[PATCH 2/2] Convert smsc911x to use ACPI as well as DT

Rafael J. Wysocki rafael.j.wysocki at intel.com
Wed Oct 7 17:11:38 PDT 2015

On 10/6/2015 1:08 PM, David Woodhouse wrote:
> On Mon, 2015-10-05 at 17:20 -0700, Charles Garcia-Tobin wrote:
>> it in ACPI circles
>> unless we had wider agreement among OSs to use it. AFAIK PRP00001 has not
>> actually been approved yet in the specification forum, and that it in
>> itself is more of a concern for me,as the code has been pushed upstream.
> Why would that be a concern? In that context it's just one device ID.
> Individual devices don't *need* to be approved.
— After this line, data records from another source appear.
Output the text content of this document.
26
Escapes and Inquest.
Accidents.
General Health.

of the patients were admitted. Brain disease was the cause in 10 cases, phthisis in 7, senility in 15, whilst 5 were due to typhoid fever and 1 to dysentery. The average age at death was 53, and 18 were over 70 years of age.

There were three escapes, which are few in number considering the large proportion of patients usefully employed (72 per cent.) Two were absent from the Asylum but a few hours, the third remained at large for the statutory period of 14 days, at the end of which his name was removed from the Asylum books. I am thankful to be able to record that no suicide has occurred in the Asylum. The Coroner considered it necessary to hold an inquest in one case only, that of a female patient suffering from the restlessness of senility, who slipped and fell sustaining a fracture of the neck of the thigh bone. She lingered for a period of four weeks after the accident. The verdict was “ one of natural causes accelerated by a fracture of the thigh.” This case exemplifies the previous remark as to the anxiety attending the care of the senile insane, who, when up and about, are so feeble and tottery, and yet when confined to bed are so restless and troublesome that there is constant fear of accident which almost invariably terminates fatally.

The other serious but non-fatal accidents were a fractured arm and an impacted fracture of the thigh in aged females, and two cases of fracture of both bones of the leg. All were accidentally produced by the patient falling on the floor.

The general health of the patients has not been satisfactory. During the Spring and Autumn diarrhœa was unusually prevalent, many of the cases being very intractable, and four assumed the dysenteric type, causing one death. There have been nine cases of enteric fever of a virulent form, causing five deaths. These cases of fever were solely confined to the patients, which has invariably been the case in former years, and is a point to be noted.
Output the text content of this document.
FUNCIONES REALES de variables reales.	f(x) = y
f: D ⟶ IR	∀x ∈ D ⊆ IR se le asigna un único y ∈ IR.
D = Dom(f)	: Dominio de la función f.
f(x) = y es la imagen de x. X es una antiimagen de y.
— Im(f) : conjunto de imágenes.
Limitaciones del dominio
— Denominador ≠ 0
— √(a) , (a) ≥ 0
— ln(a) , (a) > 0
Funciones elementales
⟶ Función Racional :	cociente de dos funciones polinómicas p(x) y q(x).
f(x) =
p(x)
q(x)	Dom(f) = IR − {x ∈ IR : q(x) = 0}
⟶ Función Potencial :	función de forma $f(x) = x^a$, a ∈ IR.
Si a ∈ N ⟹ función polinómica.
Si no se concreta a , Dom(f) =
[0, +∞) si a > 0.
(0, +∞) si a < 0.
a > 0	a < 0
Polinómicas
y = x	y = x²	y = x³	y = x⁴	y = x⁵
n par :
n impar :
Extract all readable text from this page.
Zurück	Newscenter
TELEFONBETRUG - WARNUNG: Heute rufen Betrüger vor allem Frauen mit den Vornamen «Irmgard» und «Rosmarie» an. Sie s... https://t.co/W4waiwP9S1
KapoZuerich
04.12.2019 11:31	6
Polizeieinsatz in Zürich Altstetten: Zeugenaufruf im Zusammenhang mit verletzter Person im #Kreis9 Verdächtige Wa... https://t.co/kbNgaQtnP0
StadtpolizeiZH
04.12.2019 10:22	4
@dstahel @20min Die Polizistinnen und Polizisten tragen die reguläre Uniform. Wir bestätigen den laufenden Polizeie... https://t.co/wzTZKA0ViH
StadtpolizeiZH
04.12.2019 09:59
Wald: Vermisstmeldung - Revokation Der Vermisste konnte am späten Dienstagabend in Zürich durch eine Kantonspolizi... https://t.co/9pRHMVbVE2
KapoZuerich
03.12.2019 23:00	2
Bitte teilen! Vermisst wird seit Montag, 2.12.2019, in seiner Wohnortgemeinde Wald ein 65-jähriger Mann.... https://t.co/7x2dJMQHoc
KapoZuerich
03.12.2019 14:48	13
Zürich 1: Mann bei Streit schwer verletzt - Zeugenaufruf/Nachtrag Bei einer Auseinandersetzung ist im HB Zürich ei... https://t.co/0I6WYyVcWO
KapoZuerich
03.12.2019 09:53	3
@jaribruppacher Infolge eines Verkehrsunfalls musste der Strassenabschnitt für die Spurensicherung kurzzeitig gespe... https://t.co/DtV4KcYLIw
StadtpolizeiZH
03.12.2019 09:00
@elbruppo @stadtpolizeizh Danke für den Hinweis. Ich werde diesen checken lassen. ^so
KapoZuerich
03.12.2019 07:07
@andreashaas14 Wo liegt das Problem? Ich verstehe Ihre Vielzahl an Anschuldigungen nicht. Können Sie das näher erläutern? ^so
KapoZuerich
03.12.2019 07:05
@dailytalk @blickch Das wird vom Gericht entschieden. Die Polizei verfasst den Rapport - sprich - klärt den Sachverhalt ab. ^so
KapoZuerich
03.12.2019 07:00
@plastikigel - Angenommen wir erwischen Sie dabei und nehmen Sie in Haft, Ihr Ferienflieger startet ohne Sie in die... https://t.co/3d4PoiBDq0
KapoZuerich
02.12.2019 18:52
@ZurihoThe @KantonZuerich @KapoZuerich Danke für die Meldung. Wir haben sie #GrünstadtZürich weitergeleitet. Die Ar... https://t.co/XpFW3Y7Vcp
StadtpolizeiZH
OK, the 'PRP' vendor
> prefix is not officially assigned but that's really a trivial piece of
> bureaucracy.
>> I guess it¹s up to Catalin, but disabling for ARM seems like a good idea
>> right now, another option is to add tests to FWTS.
> I understand the motivation to avoid embracing a whole bunch of crappy
> bindings. But I think that eschewing PRP0001 is the wrong technical
> approach to achieving that.
> It has false negatives — as soon as you have a *single* existing DT
> binding, perhaps something as simple as the serial port bindings from
> the CHRP days, you'll be in a situation where you can't use that.
> I've *got* hardware where I need to advertise a serial port with a
> clock-frequency property because it *isn't* compatible with PNP0501.
> And it has false positives — there's nothing to prevent people from
> doing ACPI-style bindings with crappy device bindings which also aren't
> approved.
> I think it's utterly naïve to believe that simply avoiding the use of
> PRP0001 + compatible for matching is going to have *any* significant
> beneficial effect whatsoever. It only makes life harder for all
> concerned.
> Perhaps a better approach would be to introduce something like
> CONFIG_UNAPPROVED_BINDINGS (which can't be set on ARM64), and those
> drivers which use bindings that *aren't* approved by Catalin's crack
> team of reviewers need to depend on !UNAPPROVED_BINDINGS. To be honest,
> I still think even *that* is somewhat naïve, but it's still a better
> way of implementing what you're actually trying to achieve, however
> optimistic you have to be to think it'll ever work in practice.

Also, let me mention one case PRP0001 is intended for that seems to be real.

Say there is a piece of hardware that becomes so popular that the 
majority of vendors include it in their SoCs.  Now all of them have to 
allocate ACPI/PNP device IDs for that and (without PRP0001) all of those 
device IDs need to go into the driver for that thing to make it work on 
all of the SoCs in question.  As a result, the mainline kernel doesn't 
work on new SoCs with ACPI without modifications, although it works on 
all of them with DT in principle.  Moreover, unmodified binary distro 
kernels don't work on new SoCs with ACPI, although they may work just 
fine on them with DT (that sort of seems to be a case that Red Hat may 
be interested in for one example, but I may be wrong here).

In theory, that may be addressed by allocating a "master" ACPI/PNP 
device ID for that device and listing it in the device's _CID on all of 
the SoCs in question, but then it isn't particularly clear who's going 
to be responsible for allocating that device ID and "propagating" the 
knowledge of it to everybody interested to make things consistent.  
[Side note: Using a different vendor's device ID in a _CID is quite 
questionable, so the "master" one would need to be something "vendor 
agnostic" if that makes sense at all ...]

Let alone the fact that PRP0001 is actually quite useful at the 
prototyping stage when it is premature to allocate a new device ID just 
yet.  Taking that to the extreme, if someone whittles a board in his or 
her garage and wants to use it to drive their homemade grass watering 
system, having to invent a new device ID and put it into the existing 
driver that otherwise doesn't require any modifications is ... you know 
what I mean.

All in all, I'd recommend some caution to ensure that the baby is not 
going away along with the bath water here.